Monday, October 18, 2010

The stress snowball

A funny thing happens when I start getting stressed out about life -- I get busier. Everyone copes with stress differently, but I try to avoid dealing with it by filling my schedule with other things. For some reason, I must think that by distracting myself with other tasks, I will feel better. You can tell where this is going -- then I get even more overwhelmed, and the stress starts snowballing. When I start cutting down on the time in which I could recharge and spend time with God, then the snowball suddenly picks up more momentum. It's only a matter of time until it crashes at the bottom of the mountain and then explodes into frozen smithereens.

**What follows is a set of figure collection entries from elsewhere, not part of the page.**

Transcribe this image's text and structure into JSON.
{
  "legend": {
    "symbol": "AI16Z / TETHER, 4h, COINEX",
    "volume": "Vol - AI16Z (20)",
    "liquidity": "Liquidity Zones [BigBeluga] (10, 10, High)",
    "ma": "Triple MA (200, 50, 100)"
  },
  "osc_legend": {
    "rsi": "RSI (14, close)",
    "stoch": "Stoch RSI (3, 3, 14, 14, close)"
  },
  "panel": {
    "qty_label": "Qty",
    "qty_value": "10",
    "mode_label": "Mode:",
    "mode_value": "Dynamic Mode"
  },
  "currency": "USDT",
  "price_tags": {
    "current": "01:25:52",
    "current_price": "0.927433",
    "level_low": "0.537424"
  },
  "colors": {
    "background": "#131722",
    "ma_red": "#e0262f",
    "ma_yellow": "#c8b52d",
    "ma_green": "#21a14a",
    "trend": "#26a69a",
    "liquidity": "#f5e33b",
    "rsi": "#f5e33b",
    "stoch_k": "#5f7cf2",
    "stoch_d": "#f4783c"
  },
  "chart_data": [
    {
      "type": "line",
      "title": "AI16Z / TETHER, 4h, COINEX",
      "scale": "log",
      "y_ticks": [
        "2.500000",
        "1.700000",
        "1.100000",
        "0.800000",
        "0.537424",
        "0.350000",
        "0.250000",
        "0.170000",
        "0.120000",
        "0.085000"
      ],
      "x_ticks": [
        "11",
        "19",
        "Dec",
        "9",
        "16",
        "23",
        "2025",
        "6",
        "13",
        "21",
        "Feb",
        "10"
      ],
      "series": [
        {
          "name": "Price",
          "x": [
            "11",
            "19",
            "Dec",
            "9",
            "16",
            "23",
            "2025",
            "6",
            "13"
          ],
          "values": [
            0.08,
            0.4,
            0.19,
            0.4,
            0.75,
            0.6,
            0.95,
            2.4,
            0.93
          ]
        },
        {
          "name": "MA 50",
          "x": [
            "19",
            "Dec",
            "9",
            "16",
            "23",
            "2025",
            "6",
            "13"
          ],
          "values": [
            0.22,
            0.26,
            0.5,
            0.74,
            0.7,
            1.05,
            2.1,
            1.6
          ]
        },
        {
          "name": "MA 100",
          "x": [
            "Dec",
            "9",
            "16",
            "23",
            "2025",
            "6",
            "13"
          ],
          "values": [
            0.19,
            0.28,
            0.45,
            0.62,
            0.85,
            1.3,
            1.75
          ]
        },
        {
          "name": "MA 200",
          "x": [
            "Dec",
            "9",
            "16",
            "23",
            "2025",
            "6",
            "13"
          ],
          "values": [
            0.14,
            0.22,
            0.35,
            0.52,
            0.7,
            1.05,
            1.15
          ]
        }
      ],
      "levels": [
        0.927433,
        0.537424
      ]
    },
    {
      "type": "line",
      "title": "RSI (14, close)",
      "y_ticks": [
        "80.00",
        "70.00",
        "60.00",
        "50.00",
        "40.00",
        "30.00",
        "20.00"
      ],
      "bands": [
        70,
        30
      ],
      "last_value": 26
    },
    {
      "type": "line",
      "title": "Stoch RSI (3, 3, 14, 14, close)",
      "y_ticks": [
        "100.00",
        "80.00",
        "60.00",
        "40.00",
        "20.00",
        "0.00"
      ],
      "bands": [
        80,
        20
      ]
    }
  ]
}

I find myself in the midst of an utter meltdown and wonder how I got to this point again. Haven't I learned yet from the many previous snowball-exploding experiences in my life? My friend recently observed that I do "fine" for a long time, and all of a sudden I realize things are out of my control. It's my human nature that wants to avoid these problems, rather than face them. It seems easier at the time to "busy" yourself instead of working through the stress and emotional turmoil staring you down.

Another contributing factor could be that I cringe at the thought of showing these true emotions to others -- an ironic problem because my meltdowns often take place in the presence of others, much to my chagrin (no one really wants to start crying in a meeting room at work, do they?). I'm still working through the faulty mindset of maintaining an emotional lockdown and not allowing others to see how overwhelmed I am. My mom loves to compare stuffing emotions to stuffing garbage down in a dumpster -- it's only a matter of time before the stench starts seeping out.

The common advice would be to "nip it in the bud," but it's become so natural for me, that I don't even realize when it is budding. Perhaps I can aim toward nipping it in the early blooming stages first, with the hope of nipping the bud eventually.It's got to be a day-to-day, moment-to-moment decision to be conscious of my stress level -- and to pray, journal, and talk to others about it as needed. It's a fine line between confiding in others and dumping your junk on them, but it's important to find the balance. 

Right now I am in the midst of a very busy time, and I love it and hate it at the same time. Why I have I not blogged since August? Because in August we started a crazy schedule of training at work, and it just sapped my energy. I entered into maintenance mode. I suddenly became forgetful about ridiculous things. About a month ago, I decided I wasn't going to allow my job to drain me this much. I made up my mind, from that point forward, to reconnect with one of my friends once a week. This has been wonderful, but it has also been challenging. I want to invest in relationships and life in general, not just survive at work. However, I can't do it all. So I must risk disappointing people at times, and learning to say no when I don't necessarily want to.

Strangely enough, I feel quite peaceful -- at the moment. However, in the next month, I have an insane number of things going on. My Colorado history class, while fascinating, is demanding a lot more time than I anticipated. I'm going to three weddings, three weekends in a row...one of which is in Guatemala. Of course, that also means three bridal showers to attend and three wedding gifts to purchase! At work, there's a lovely collision of several major projects coming at the same time our team is half-staffed. I don't think I've ever seen such a "perfect storm" brewing at my job. It's quite daunting. So how am I going to face all of this craziness? I suppose it will be the same amazing way I have been getting by for the past two months. 

One day at a time, I see God sustaining me in miraculous ways -- renewing my resolve, filling me with hope and perspective, bringing me encouragement from unexpected places. I really can't do this in my own strength, and I need wisdom to know what to do and when to do it. So far, I feel very peaceful considering the circumstances -- I'm not sure how God does this, but I'm grateful for it. And I'm at least trying to figure out ways to nip the stress in the proverbial bud, like exercising more and spending time writing. 

Right now, I'm listening to the "most relaxing music in the world." I know this because that is the title of the CD I bought from the dollar store last week. This of course is nice, but probably the best way for me to tackle stress in my life is to just have a better understanding (and acceptance) of my limitations. Oh, how glorious that would be...and how utterly terrifying. 

1 comment:

  1. Hey girl. I know you have a lot going on. I know that at some point you will find a way to settle down and just relax. It catches up to you faster than you can blink sometimes.